(crónica da coluna "Crioulizado" desta quinzena para o jornal A Nação, de Cabo Verde)
Deveria, talvez, escrever alguma coisa sobre essa espécie de Crónica de uma morte anunciada que é Os Dois Irmãos, o romance de Germano de Almeida com que tenho entretido as minhas viagens nos transportes públicos, mas estou tornando-me consciente de que não percebo nada de literatura e, por isso, entendo ser melhor deixar em paz André, João, Maria Joana e o desconcertante trio do tribunal reunido para julgar o crime narrado pelo Germano. Falarei, em vez disso, de como, estando lentamente abdicando da literatura e do conhecimento dos seus mistérios, me tenho debruçado, antes, sobre a observação da vida dos outros e do curioso jogo que pratico enquanto tento adivinhar se uma determinada pessoa com a qual me cruzo na rua é ou não cabo-verdiana - e se daria, eventualmente, uma boa história para esta crónica, habitualmente tão falha de assunto.
Adquiri, é verdade, a mania de que sou capaz de identificar um natural de Cabo Verde, convicção soberba e um pouco tola, a qual tento confirmar pondo-me à escuta do que diz (sendo caso disso), para ter a certeza de que o objecto da minha observação é efectivamente um falante de Crioulo. Sucede, às vezes, acabar por escutar alguém que, muito simplesmente, está a falar brasileiro, coisa que também não me espanta desde que, por volta de 1999, li um texto de um cronista brasileiro narrando como, ao procurar a origem da famosa bunda de Vera Cruz, acabou por descobrir Cabo Verde e os sinais exteriores de beleza que aí se escondem.
Quero, sendo assim, reconhecer que não sei se me equivoco ou não, mas, há dias, regressando a pé de uma reportagem, deparei, ao virar uma esquina, com uma mulher sentada num banquinho à inexistente sombra de uma árvore. Tenho quase a certeza de que era uma badia de extracção humilde, pela corpulência saudável que aparentava e pelo modo como tinha os brincos postos nas orelhas e o cabelo apartado em tranças. O que me comoveu deveras é que a mulher, encostada a uma dessas árvores mirradas que há na cidade e às quais ninguém presta atenção, estivesse lendo, presa do mistério e da magia que houvesse no livro que tinha entre as mãos, nele mergulhada enquanto, sendo domingo, os demais habitantes do bairro humilde se achavam reunidos no café, em pleno desfrute da cerveja e coçando as partes, ou não fosse o domingo dia sagrado para os adeptos do nada fazer.
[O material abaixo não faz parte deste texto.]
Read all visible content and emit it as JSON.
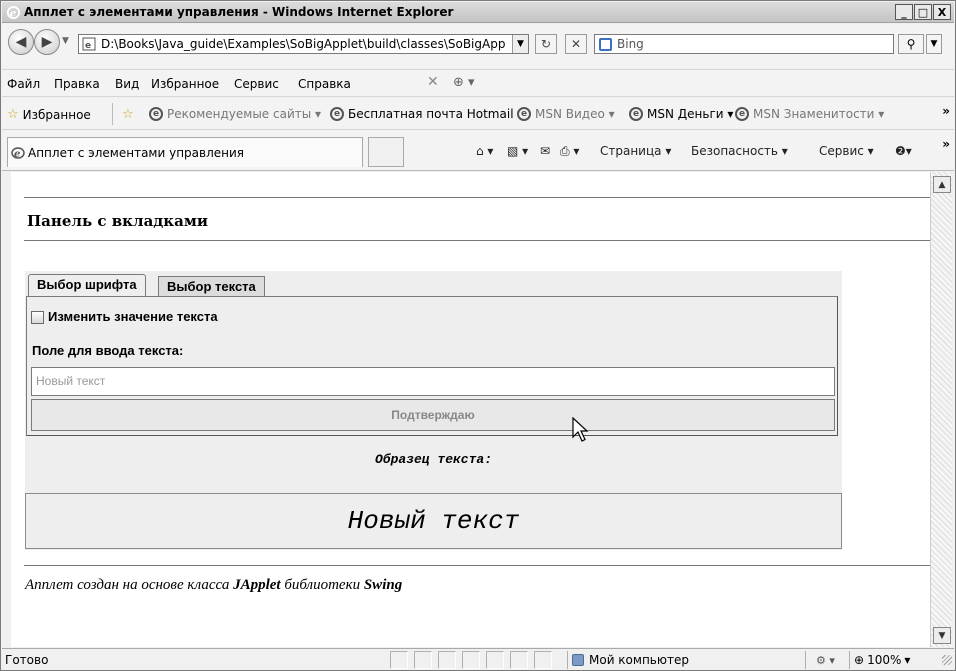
{
  "window": {
    "title": "Апплет с элементами управления - Windows Internet Explorer",
    "buttons": {
      "minimize": "_",
      "maximize": "□",
      "close": "X"
    }
  },
  "address_bar": {
    "url": "D:\\Books\\Java_guide\\Examples\\SoBigApplet\\build\\classes\\SoBigApp",
    "search_placeholder": "Bing"
  },
  "menu": {
    "items": [
      "Файл",
      "Правка",
      "Вид",
      "Избранное",
      "Сервис",
      "Справка"
    ]
  },
  "favorites": {
    "label": "Избранное",
    "links": [
      {
        "label": "Рекомендуемые сайты ▾",
        "dim": true
      },
      {
        "label": "Бесплатная почта Hotmail",
        "dim": false
      },
      {
        "label": "MSN Видео ▾",
        "dim": true
      },
      {
        "label": "MSN Деньги ▾",
        "dim": false
      },
      {
        "label": "MSN Знаменитости ▾",
        "dim": true
      }
    ],
    "overflow": "»"
  },
  "tabbar": {
    "tab_title": "Апплет с элементами управления",
    "commands": {
      "page": "Страница ▾",
      "security": "Безопасность ▾",
      "tools": "Сервис ▾"
    },
    "overflow": "»"
  },
  "page": {
    "heading": "Панель с вкладками",
    "applet": {
      "tabs": [
        "Выбор шрифта",
        "Выбор текста"
      ],
      "active_tab": 0,
      "checkbox_label": "Изменить значение текста",
      "checkbox_checked": false,
      "field_label": "Поле для ввода текста:",
      "input_placeholder": "Новый текст",
      "confirm_label": "Подтверждаю",
      "sample_label": "Образец текста:",
      "sample_text": "Новый текст"
    },
    "footer_note_prefix": "Апплет создан на основе класса ",
    "footer_note_class": "JApplet",
    "footer_note_middle": " библиотеки ",
    "footer_note_lib": "Swing"
  },
  "statusbar": {
    "status": "Готово",
    "zone": "Мой компьютер",
    "zoom": "100%"
  }
}
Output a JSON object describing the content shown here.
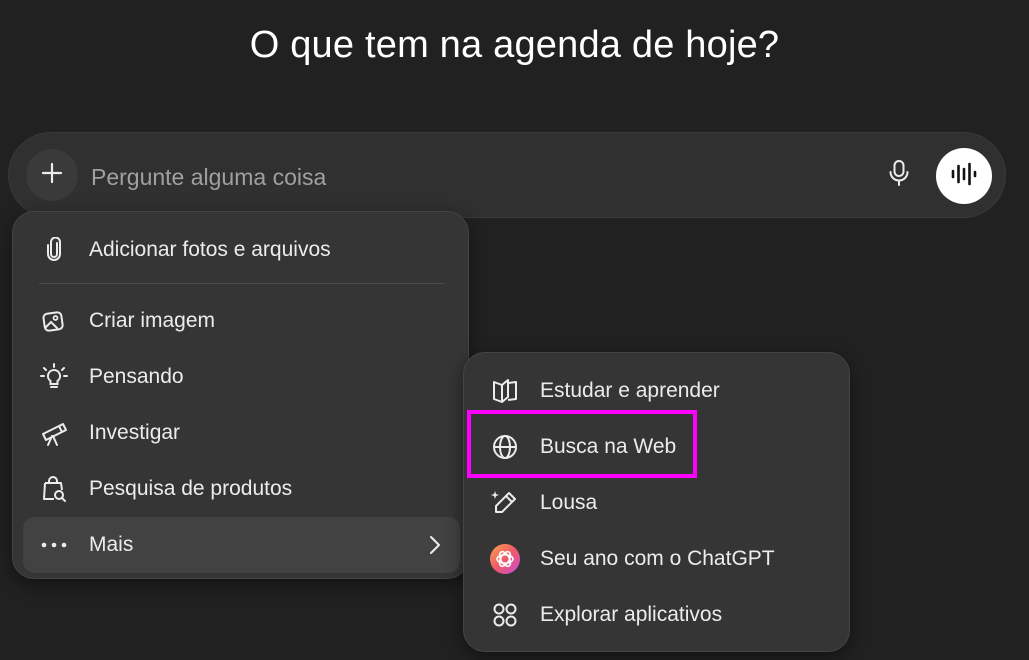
{
  "headline": "O que tem na agenda de hoje?",
  "composer": {
    "placeholder": "Pergunte alguma coisa",
    "add_icon": "plus-icon",
    "mic_icon": "microphone-icon",
    "voice_icon": "voice-waveform-icon"
  },
  "menu": {
    "items": [
      {
        "label": "Adicionar fotos e arquivos",
        "icon": "paperclip-icon"
      },
      {
        "label": "Criar imagem",
        "icon": "image-create-icon"
      },
      {
        "label": "Pensando",
        "icon": "lightbulb-icon"
      },
      {
        "label": "Investigar",
        "icon": "telescope-icon"
      },
      {
        "label": "Pesquisa de produtos",
        "icon": "shopping-bag-search-icon"
      },
      {
        "label": "Mais",
        "icon": "more-dots-icon"
      }
    ]
  },
  "submenu": {
    "items": [
      {
        "label": "Estudar e aprender",
        "icon": "book-open-icon"
      },
      {
        "label": "Busca na Web",
        "icon": "globe-icon"
      },
      {
        "label": "Lousa",
        "icon": "pencil-canvas-icon"
      },
      {
        "label": "Seu ano com o ChatGPT",
        "icon": "chatgpt-logo-icon"
      },
      {
        "label": "Explorar aplicativos",
        "icon": "apps-grid-icon"
      }
    ]
  },
  "colors": {
    "background": "#212121",
    "surface": "#303030",
    "menu": "#353535",
    "highlight": "#ff00ff"
  }
}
Vi essa mulher e tive pena que não estivesse ela lendo também o livro do Germano Almeida, o que talvez pudesse ser assunto para uma conversa breve de solera di porta. Devia ter parado mesmo assim e ficado a papiar ma ela, mas não o fiz. Tal como sucede com as coisas da literatura, suponho que também não tenho grande vocação para entrar na vida dos outros.